Illinois justice

Before leaving office earlier this month, Illinois Governor George Ryan commuted the sentences of 167 men on death row and pardoned outright four others, thus placing in limbo, at least temporarily, the state’s death penalty. Ryan was widely praised by death-penalty opponents in the United States and abroad. Prosecutors and victims’ groups were outraged, and few politicians seemed eager to follow in Ryan’s footsteps. Senator Joseph Lieberman (D-Conn.), a declared candidate for president, called the governor’s action "shockingly wrong. It did terrible damage to the credibility of our system of justice, and particularly for victims. It was obviously not a case-by-case review, and that’s what our system is all about."

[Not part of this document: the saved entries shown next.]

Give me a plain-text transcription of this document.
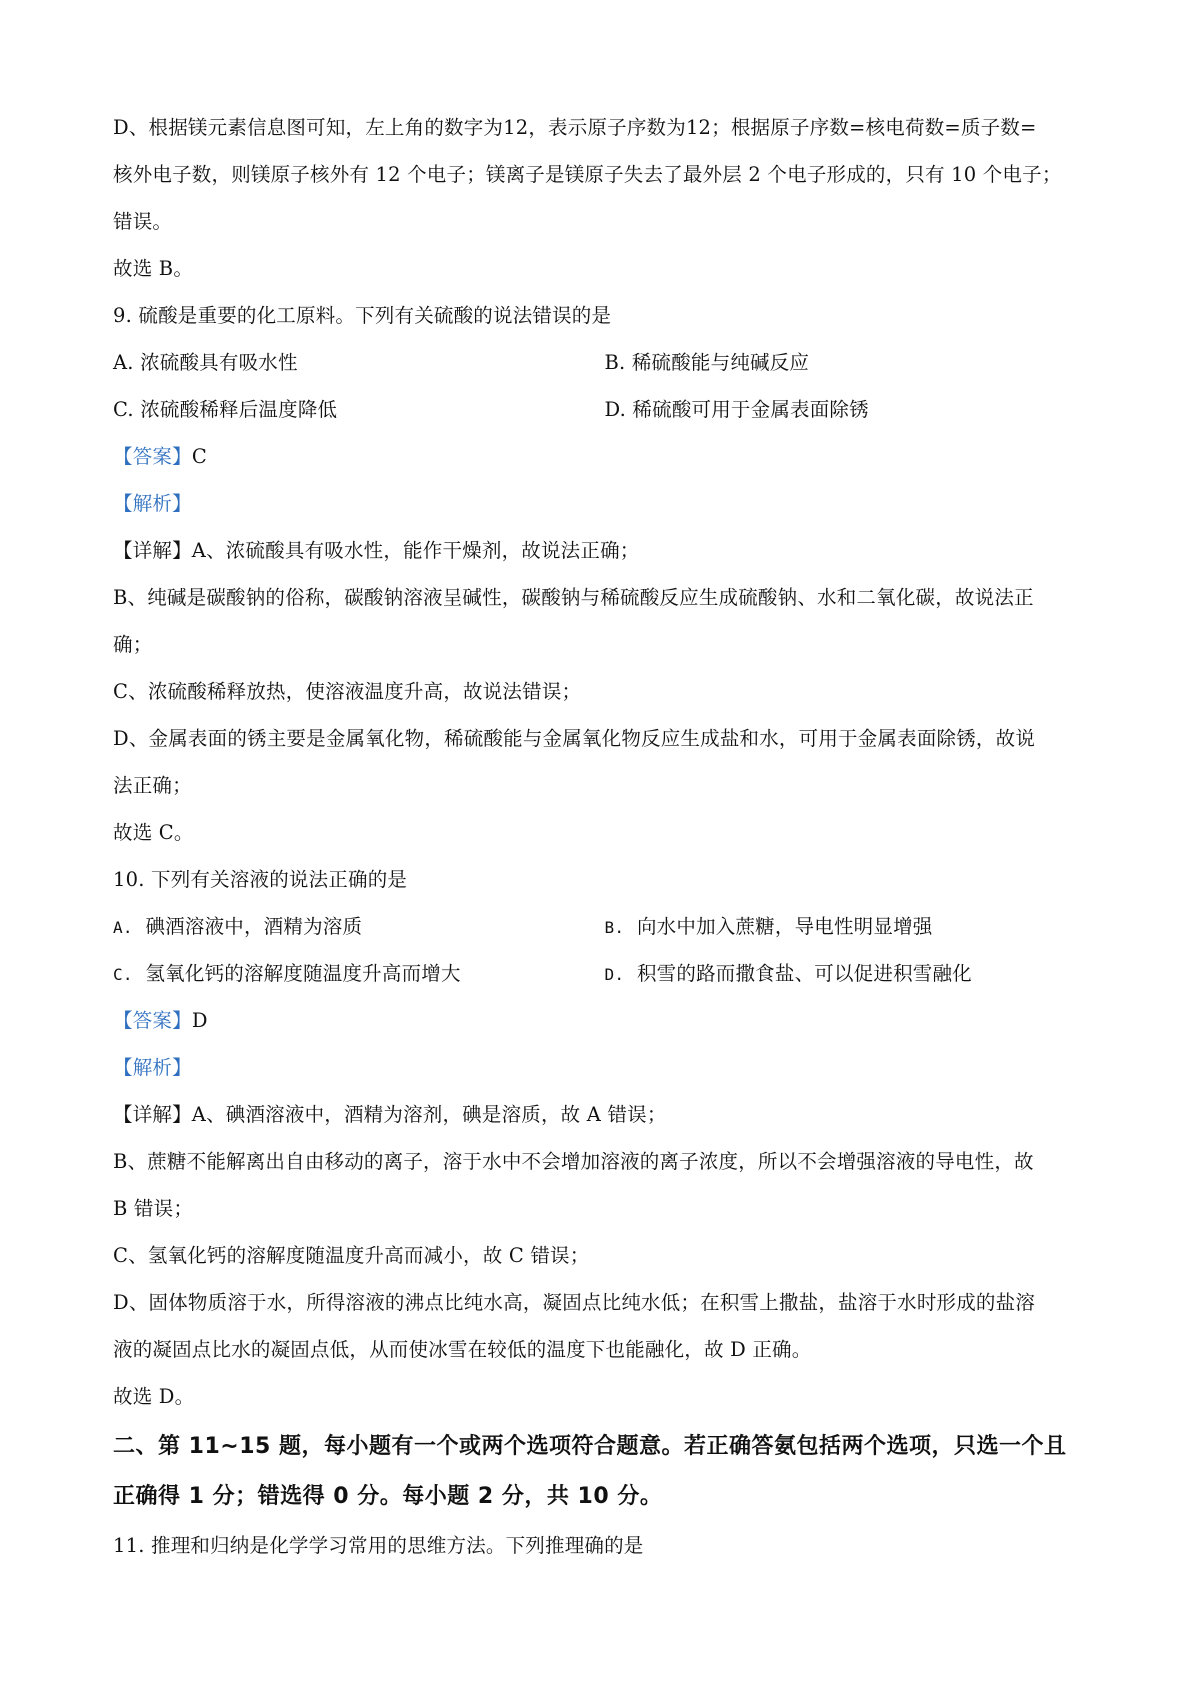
D、根据镁元素信息图可知，左上角的数字为12，表示原子序数为12；根据原子序数=核电荷数=质子数=
核外电子数，则镁原子核外有 12 个电子；镁离子是镁原子失去了最外层 2 个电子形成的，只有 10 个电子；
错误。
故选 B。
9. 硫酸是重要的化工原料。下列有关硫酸的说法错误的是
A. 浓硫酸具有吸水性	B. 稀硫酸能与纯碱反应
C. 浓硫酸稀释后温度降低	D. 稀硫酸可用于金属表面除锈
【答案】C
【解析】
【详解】A、浓硫酸具有吸水性，能作干燥剂，故说法正确；
B、纯碱是碳酸钠的俗称，碳酸钠溶液呈碱性，碳酸钠与稀硫酸反应生成硫酸钠、水和二氧化碳，故说法正
确；
C、浓硫酸稀释放热，使溶液温度升高，故说法错误；
D、金属表面的锈主要是金属氧化物，稀硫酸能与金属氧化物反应生成盐和水，可用于金属表面除锈，故说
法正确；
故选 C。
10. 下列有关溶液的说法正确的是
A. 碘酒溶液中，酒精为溶质	B. 向水中加入蔗糖，导电性明显增强
C. 氢氧化钙的溶解度随温度升高而增大	D. 积雪的路而撒食盐、可以促进积雪融化
【答案】D
【解析】
【详解】A、碘酒溶液中，酒精为溶剂，碘是溶质，故 A 错误；
B、蔗糖不能解离出自由移动的离子，溶于水中不会增加溶液的离子浓度，所以不会增强溶液的导电性，故
B 错误；
C、氢氧化钙的溶解度随温度升高而减小，故 C 错误；
D、固体物质溶于水，所得溶液的沸点比纯水高，凝固点比纯水低；在积雪上撒盐，盐溶于水时形成的盐溶
液的凝固点比水的凝固点低，从而使冰雪在较低的温度下也能融化，故 D 正确。
故选 D。
二、第 11~15 题，每小题有一个或两个选项符合题意。若正确答氨包括两个选项，只选一个且
正确得 1 分；错选得 0 分。每小题 2 分，共 10 分。
11. 推理和归纳是化学学习常用的思维方法。下列推理确的是
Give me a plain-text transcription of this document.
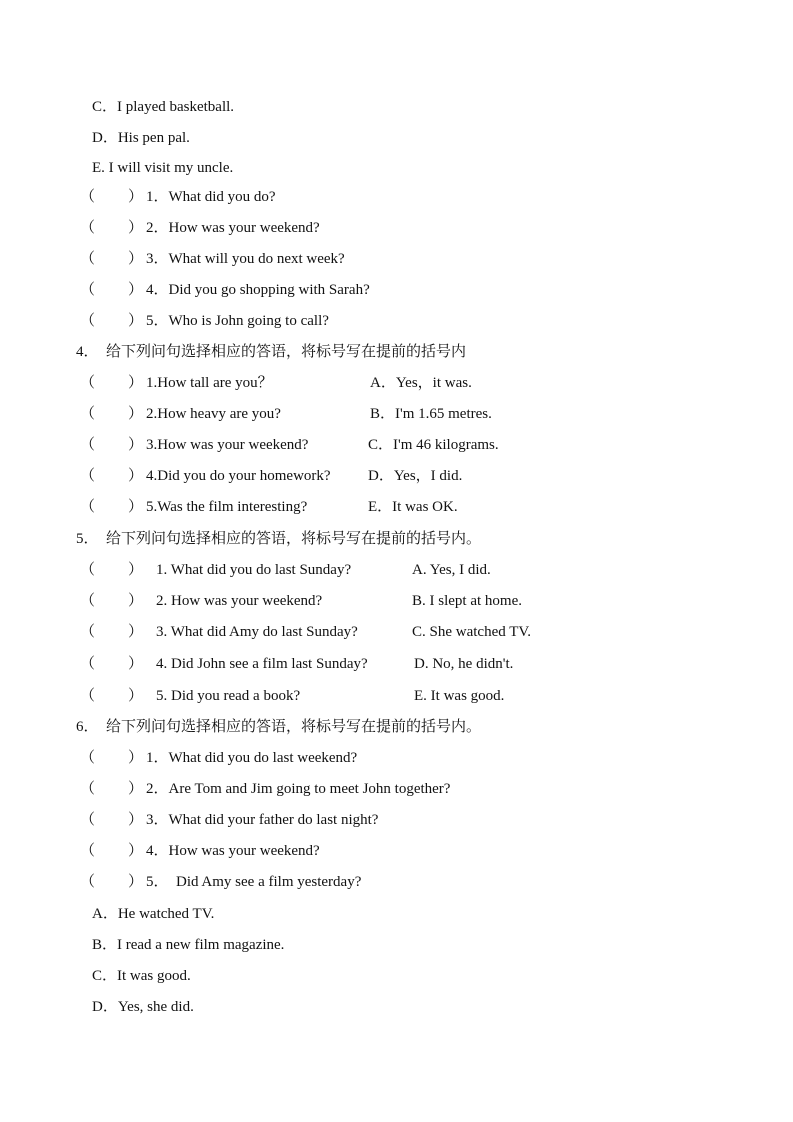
C．I played basketball.
D．His pen pal.
E. I will visit my uncle.
（ ） 1．What did you do?
（ ） 2．How was your weekend?
（ ） 3．What will you do next week?
（ ） 4．Did you go shopping with Sarah?
（ ） 5．Who is John going to call?
4．  给下列问句选择相应的答语，将标号写在提前的括号内
（ ） 1.How tall are you？	A．Yes，it was.
（ ） 2.How heavy are you?	B．I'm 1.65 metres.
（ ） 3.How was your weekend?	C．I'm 46 kilograms.
（ ） 4.Did you do your homework? D．Yes，I did.
（ ） 5.Was the film interesting?	E．It was OK.
5．  给下列问句选择相应的答语，将标号写在提前的括号内。
（ ） 1. What did you do last Sunday?	A. Yes, I did.
（ ） 2. How was your weekend?	B. I slept at home.
（ ） 3. What did Amy do last Sunday?	C. She watched TV.
（ ） 4. Did John see a film last Sunday?	D. No, he didn't.
（ ） 5. Did you read a book?	E. It was good.
6．  给下列问句选择相应的答语，将标号写在提前的括号内。
（ ） 1．What did you do last weekend?
（ ） 2．Are Tom and Jim going to meet John together?
（ ） 3．What did your father do last night?
（ ） 4．How was your weekend?
（ ） 5．  Did Amy see a film yesterday?
A．He watched TV.
B．I read a new film magazine.
C．It was good.
D．Yes, she did.
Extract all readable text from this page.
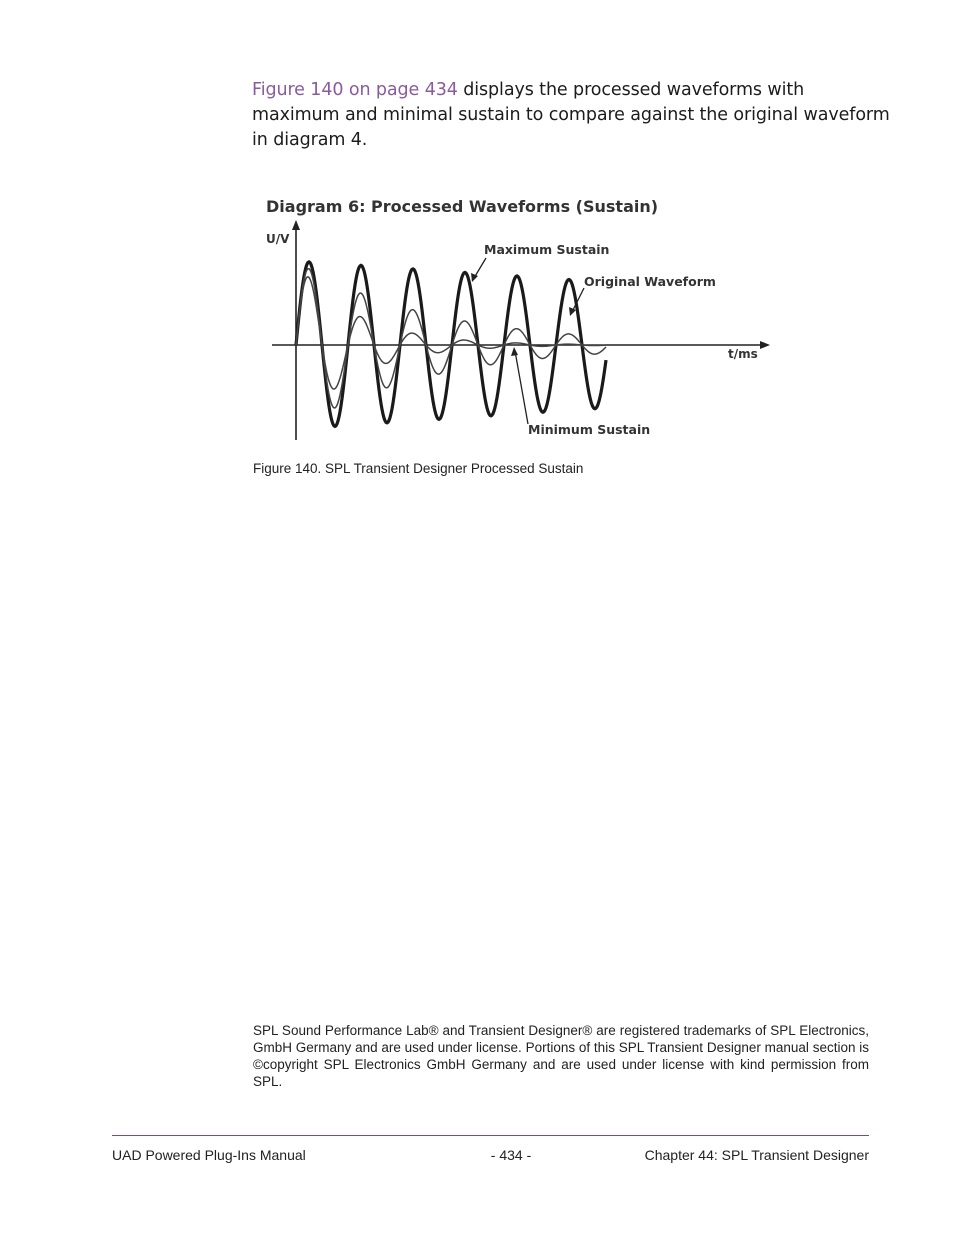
Figure 140 on page 434 displays the processed waveforms with maximum and minimal sustain to compare against the original waveform in diagram 4.
Diagram 6: Processed Waveforms (Sustain)
U/V
t/ms
Maximum Sustain
Original Waveform
Minimum Sustain
Figure 140. SPL Transient Designer Processed Sustain
SPL Sound Performance Lab® and Transient Designer® are registered trademarks of SPL Electronics, GmbH Germany and are used under license. Portions of this SPL Transient Designer manual section is ©copyright SPL Electronics GmbH Germany and are used under license with kind permission from SPL.
UAD Powered Plug-Ins Manual	- 434 -	Chapter 44: SPL Transient Designer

Critics of the death penalty, especially in Illinois, might fairly point out that "terrible damage to the credibility of our system of justice" had already been done by a series of revelations about forced confessions, lying informers, and innocent men sentenced to death. In recent years, seventeen men awaiting execution in Illinois have been proven to be innocent. Clearly, something is very wrong with the state’s justice system. Ryan, a former death-penalty supporter, was convinced that an innocent person would soon be killed by the state.

It is not clear, however, whether Ryan’s dramatic action will help or retard the effort to abolish capital punishment. Most Americans support the death penalty for particularly heinous crimes, and most legislators are chary of challenging those views. Reasonable people can disagree about the justice of capital punishment, and unilateral judicial or executive steps to abolish it are likely to arouse resentment.

What is increasingly hard for fair-minded people to disagree about is the unreliability of the judicial system. Too many mistakes have been brought to light, in Illinois and elsewhere, for death-penalty advocates to remain sanguine. Too much is at stake, for the community and the accused, for anyone to remain complacent. As the novelist Scott Turow, a former Illinois prosecutor and death-penalty advocate, has recently written, "Perhaps the best argument against capital punishment may be that it is an issue beyond the limited capacity of government to get things right." When it comes to life and death, there should be no margin for error.